Before landing on the V-Series formula as we understand it today, Cadillac made a few segues. The STS-V wasn't misguided per se but it illustrates how wide of a net GM initially tried to cast. Unlike the CTS, the STS utilized GM's Northstar overhead-cam V8 with a supercharger slapped on top. That may have looked more sophisticated than the CTS-V's LS V8 on paper (and had more power to boot), but it didn't offer any real-world advantages. The STS also lacked the CTS's smaller, more responsive chassis, and it never really caught on with buyers.

2006 XLR-V

On the subject of weird, the XLR-V is by far the biggest outlier in this list.
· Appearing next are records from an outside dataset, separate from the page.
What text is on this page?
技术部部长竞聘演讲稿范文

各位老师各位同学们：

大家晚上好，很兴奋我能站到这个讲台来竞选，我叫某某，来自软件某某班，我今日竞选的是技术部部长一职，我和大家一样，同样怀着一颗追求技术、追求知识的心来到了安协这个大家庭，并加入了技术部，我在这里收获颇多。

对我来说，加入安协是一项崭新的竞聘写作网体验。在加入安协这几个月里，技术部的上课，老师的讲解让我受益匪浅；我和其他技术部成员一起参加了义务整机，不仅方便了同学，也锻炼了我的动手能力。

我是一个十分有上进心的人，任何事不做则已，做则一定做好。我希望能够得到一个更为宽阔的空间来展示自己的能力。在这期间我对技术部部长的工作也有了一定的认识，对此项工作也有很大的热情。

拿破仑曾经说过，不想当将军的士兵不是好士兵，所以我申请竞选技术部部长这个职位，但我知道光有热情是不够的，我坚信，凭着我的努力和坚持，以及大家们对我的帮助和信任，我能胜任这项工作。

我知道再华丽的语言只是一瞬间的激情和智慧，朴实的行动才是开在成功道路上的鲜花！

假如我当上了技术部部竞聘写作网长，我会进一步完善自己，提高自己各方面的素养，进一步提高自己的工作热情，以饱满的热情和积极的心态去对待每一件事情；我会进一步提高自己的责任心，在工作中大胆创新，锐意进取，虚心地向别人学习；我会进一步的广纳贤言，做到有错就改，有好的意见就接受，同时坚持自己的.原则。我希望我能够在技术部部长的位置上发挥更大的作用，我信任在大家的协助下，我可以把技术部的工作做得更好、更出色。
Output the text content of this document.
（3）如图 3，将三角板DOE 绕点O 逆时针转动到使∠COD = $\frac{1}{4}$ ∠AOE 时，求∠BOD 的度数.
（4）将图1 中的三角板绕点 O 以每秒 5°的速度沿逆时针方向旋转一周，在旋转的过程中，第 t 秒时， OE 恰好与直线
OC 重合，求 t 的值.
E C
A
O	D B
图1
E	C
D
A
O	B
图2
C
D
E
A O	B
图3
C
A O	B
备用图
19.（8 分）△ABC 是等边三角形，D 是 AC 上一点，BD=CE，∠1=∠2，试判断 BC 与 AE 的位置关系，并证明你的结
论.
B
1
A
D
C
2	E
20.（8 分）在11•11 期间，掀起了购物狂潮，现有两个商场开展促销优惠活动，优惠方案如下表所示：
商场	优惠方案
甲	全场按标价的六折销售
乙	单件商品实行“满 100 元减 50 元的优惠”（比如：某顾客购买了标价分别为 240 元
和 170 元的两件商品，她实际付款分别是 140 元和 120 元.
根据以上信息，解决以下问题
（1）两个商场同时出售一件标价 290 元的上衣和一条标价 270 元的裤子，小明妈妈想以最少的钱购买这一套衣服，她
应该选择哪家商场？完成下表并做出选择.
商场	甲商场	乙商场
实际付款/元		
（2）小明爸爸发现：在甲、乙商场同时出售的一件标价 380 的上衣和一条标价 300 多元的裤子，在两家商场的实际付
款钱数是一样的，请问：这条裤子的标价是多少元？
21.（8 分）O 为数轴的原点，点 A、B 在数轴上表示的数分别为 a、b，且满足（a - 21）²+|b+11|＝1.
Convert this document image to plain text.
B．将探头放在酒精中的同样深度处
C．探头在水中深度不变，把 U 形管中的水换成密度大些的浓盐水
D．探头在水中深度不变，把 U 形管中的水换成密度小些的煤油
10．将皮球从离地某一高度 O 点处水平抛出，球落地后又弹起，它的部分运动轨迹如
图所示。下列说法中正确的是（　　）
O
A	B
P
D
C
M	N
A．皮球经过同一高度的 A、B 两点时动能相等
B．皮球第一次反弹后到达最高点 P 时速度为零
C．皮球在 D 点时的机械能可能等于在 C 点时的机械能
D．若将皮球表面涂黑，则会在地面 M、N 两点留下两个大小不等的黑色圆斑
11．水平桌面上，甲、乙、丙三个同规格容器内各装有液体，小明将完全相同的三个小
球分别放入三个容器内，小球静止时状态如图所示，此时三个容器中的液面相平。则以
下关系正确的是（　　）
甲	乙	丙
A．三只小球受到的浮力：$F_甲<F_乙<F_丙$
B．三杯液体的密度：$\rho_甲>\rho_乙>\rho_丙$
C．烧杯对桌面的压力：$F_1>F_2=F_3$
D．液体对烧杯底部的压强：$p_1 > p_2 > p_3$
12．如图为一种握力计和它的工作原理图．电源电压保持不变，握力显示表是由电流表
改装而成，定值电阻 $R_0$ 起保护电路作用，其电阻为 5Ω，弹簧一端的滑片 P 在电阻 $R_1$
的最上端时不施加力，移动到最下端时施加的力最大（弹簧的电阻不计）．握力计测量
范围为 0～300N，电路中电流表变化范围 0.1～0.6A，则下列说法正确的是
Not a Cadillac in the strictest sense, but rather a Corvette chassis re-engineered to accommodate the same supercharged Northstar V8 that was utilized in the STS. Like the bigger sedan, the XLR-V was a bit of a consumer dud. Given that it offered less power than the STS-V and was never offered with a manual transmission, it had little going for it other than its wild looks and conversation-starter packaging. A Cars & Coffee hero, to be sure, but a track hero? Eh.

2009 CTS-V

Now we're cooking. The 2009 CTS-V was the first of the truly brutish modern V models and established the formula as we understand it today: big forced induction power, athletic chassis and virtually no compromises. The '09 and up CTS-V packed on a supercharger for a far more potent 550-horsepower output. Yeah, it grew (and spawned both a coupe and the above wagon), but so did its competence. Now certainly too large to be taken seriously as an M3 or C63 competitor, it continued to defy traditional luxury segmentation, but nobody could refute its performance credentials. V was the real deal.

2016 Cadillac CTS-V
2016 Cadillac CTS-V

2014 CTS-V

At the risk of sounding dramatic, the third-gen CTS-V was a case of two steps forward, one step back. This was the first CTS to ride on the new Alpha chassis, which GM developed to do everything Sigma had done, only better. Alpha underpinned the CTS, ATS and 6th-generation Chevy Camaro and soldiers on today beneath both of Cadillac's Blackwings. It's a winner. But the 2014 CTS-V came only as a sedan and lacked a critical element for many V buyers: a manual transmission. Cadillac went on to correct this error with the CT5-V Blackwing.